Archival pages, sleeves and rolls

• And speaking about binders, special storage binders are another necessity for housing film within negative sleeves. These three-ring binders are a bit more involved than the binders you used during high school, because they are fully enclosed, constructed from archival materials, and feature security tabs to prevent unwanted elements from entering during storage.

Storage binders

• Prior to the advent of clear plastic sleeves, photographers often used glassine envelopes for storing negatives. These archival paper sleeves are still used, often for sheet film and obscure film formats, as well as for long-term keeping of film in storage boxes.

Glassine envelopes

• Finally, the last tool that is crucial for protecting and preserving your film is a means for keeping it clean in the event dust or other particles find their way onto your negatives (and they will). The author’s preferred tool is the distinctly smelling Antistaticum Cloth from Ilford; however, a range of other tools, as well as blowers and canned air, can be used with equal success.
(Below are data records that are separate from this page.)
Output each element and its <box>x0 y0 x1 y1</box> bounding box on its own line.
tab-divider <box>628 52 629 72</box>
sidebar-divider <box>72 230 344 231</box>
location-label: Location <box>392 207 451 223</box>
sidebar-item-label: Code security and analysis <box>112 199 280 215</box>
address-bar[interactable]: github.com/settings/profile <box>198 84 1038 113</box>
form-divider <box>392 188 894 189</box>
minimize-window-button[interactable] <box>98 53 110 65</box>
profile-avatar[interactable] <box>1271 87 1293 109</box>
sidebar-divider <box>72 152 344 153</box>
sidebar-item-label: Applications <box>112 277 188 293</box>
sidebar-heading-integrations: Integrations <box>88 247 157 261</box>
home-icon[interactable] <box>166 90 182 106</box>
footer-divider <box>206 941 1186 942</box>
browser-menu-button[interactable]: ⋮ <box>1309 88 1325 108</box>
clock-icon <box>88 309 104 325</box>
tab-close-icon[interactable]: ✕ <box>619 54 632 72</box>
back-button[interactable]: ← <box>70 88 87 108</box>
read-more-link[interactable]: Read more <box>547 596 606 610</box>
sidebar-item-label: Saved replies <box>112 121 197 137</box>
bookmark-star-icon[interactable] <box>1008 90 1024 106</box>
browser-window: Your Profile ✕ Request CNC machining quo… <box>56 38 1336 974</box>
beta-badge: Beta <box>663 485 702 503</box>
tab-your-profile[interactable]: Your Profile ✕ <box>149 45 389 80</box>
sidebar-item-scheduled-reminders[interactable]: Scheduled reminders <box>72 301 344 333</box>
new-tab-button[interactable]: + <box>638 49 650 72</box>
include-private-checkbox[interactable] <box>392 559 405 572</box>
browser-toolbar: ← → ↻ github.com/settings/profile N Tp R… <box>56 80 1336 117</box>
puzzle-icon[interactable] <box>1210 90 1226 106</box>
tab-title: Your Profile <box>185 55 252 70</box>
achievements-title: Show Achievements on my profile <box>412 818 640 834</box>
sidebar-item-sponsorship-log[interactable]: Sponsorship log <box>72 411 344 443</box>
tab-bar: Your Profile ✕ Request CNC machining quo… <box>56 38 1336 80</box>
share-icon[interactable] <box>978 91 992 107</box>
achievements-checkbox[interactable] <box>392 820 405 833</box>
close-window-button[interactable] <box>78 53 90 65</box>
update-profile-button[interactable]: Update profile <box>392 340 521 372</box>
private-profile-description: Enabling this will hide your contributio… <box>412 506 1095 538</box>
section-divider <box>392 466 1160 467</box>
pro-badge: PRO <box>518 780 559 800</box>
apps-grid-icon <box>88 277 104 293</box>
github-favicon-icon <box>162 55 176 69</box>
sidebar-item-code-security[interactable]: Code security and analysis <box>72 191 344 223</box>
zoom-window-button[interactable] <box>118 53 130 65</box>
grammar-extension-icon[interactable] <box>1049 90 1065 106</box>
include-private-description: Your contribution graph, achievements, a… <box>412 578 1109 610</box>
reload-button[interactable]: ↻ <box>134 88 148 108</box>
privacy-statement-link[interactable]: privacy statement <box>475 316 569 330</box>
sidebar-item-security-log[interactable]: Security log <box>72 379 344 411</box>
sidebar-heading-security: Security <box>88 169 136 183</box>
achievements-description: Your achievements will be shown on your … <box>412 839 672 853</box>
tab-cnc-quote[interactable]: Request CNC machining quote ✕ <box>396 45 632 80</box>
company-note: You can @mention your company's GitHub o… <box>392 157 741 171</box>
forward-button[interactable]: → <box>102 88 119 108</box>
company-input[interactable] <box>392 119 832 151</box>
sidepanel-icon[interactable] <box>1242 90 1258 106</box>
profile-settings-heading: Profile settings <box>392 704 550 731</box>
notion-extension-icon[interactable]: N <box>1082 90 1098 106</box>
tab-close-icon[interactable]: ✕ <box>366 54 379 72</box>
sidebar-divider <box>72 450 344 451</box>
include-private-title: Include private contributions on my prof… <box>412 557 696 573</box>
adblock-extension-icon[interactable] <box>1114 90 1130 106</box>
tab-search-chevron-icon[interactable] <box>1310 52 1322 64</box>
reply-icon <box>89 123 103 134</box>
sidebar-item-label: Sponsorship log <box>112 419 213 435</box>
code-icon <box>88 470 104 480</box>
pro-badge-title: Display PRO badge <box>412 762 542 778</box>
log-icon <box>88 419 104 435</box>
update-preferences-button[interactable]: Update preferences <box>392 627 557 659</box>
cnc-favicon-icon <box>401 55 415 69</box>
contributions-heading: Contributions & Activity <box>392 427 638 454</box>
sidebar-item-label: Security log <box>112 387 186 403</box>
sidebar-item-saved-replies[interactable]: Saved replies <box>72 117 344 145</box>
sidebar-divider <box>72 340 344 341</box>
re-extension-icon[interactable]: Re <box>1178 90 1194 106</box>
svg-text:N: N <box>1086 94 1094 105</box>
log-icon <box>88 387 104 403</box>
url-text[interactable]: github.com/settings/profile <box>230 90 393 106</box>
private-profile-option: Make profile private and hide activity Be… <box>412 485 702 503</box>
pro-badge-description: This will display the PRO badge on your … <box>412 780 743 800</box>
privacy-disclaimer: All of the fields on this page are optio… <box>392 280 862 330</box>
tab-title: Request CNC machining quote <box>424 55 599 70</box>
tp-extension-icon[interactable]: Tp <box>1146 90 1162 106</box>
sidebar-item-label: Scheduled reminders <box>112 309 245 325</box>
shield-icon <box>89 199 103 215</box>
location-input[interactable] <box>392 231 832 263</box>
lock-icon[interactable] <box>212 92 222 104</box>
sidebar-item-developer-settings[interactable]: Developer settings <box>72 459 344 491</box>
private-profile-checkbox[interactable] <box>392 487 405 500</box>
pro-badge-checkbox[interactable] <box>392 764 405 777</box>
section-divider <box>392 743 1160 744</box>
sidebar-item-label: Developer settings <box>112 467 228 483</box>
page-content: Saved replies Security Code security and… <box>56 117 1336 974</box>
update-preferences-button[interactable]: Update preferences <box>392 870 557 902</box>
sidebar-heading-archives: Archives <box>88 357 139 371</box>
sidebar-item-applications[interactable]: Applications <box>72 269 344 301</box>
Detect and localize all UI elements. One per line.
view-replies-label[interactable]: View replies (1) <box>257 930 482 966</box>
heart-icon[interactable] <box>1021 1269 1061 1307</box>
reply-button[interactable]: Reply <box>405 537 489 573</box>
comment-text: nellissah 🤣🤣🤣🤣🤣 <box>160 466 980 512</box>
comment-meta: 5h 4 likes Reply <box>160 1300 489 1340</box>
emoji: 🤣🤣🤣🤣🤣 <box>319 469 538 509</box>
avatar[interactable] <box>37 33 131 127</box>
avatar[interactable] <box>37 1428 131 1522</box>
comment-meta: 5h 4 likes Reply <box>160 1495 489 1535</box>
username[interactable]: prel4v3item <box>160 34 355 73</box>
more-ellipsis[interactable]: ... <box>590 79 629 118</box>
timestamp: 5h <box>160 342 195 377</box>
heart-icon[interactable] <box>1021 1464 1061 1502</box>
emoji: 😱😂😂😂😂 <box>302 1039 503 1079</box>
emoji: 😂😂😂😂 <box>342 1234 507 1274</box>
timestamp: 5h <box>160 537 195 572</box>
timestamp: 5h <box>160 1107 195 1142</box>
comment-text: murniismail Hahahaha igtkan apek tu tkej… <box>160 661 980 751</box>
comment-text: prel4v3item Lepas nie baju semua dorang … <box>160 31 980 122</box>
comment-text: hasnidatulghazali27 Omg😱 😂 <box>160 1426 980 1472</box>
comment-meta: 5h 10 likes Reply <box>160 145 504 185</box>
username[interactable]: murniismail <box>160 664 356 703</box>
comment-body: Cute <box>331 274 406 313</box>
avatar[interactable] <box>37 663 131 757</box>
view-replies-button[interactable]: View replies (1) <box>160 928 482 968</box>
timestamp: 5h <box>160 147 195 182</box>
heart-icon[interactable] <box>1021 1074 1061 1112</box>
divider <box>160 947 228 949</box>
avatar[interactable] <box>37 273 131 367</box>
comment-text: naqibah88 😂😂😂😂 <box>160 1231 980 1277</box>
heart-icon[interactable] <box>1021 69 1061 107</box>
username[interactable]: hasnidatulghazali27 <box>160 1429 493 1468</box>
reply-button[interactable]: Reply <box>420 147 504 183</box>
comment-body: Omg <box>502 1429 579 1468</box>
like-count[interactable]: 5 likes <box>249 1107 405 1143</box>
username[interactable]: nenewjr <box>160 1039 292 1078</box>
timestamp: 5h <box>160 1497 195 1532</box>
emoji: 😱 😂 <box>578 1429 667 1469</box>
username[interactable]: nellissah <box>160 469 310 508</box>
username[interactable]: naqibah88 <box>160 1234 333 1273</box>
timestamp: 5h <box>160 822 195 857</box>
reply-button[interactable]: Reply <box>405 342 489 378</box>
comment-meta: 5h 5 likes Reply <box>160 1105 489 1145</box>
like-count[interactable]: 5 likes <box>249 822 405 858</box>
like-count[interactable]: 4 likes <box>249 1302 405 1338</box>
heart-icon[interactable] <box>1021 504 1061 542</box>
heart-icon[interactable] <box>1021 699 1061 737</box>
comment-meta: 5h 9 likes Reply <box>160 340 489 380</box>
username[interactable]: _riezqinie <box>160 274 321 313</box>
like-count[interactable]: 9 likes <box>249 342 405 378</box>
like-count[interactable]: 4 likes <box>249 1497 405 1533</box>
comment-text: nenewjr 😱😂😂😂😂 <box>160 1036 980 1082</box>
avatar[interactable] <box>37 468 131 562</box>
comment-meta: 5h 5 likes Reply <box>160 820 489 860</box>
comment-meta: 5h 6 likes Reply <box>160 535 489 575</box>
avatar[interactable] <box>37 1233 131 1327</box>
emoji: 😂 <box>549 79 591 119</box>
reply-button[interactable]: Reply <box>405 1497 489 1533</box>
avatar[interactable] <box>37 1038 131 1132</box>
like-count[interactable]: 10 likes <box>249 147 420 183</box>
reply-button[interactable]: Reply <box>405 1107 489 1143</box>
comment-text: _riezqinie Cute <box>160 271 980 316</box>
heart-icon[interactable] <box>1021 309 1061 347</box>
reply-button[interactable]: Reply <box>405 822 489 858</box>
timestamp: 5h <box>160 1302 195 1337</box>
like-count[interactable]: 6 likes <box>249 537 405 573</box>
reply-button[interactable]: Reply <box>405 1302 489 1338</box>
For more information on everything photography, check out B&H’s Learn Photography portal. You’ll find video tutorials, tips, inspirational articles, and gear reviews. B&H is “The Professional’s Source” for learning about photography.


This article should be commended for it's effort to explain and advise on topics related to the archival preservation of photographs and negatives, however there is a something within it that needs clarification. Glassine envelopes are NOT recommended for the storage of photographic materials, as per ISO (International Organization for Standardization) Guideline #18911 for Processed Photographic Films / Storage Practices:

Glassine envelopes and chlorinated, nitrated, or highly plasticized sheeting shall be avoided. Specifically, cellulose nitrate and polyvinyl chloride are not acceptable.”

The underlying reasoning for ISO standards to exclude the use of glassine is as follows:

“Glassine should not be used with photographic negatives and prints as these photographic media have a protective gelatin layer. With high humidity and warm temperatures the gelatin layer can become soft and the smooth surface of the glassine can stick to the negative or print causing unwanted damage.”

Neutral polypropylene or polyethylene sleeves, envelopes and bags are a much better alternative to glassine. In addition, while the article goes on to discuss issues of dust and its effect on stored negatives, standard high-density polyethylene sleeves and envelopes are naturally “non-static” and are thus the perfect solution for long-term archival negative storage / easy retrieval.

For negatives, both B&W and color, and unmounted positive film a few things should be pointed out:

If you use plastic holders they should be PVC free. This is also true for mounted slides. But more importantly, in my experience, it is far preferable to use glassine envelopes or accordion type glassine negative film holders. (Which are hard to find today.) The reason is simple. The plastic sleeves attract dust and airborne dirt over time. Glassine does not. I have my 20,000+ archive of B&W negatives from almost 50 years ago which I still print from stored in the original glassine accordion negative files (one 36 exposure roll of film per file in strips of 6 frames) I put them in after processing at the time and my film is still perfect and clean, unscratched and dust free. I went through a short period of transferring some material to the archival PVC-free plastic sheets, and within 6 months they had attracted dust to the surface which put the film at risk of being contaminated when removing the strips for printing and putting them back after use.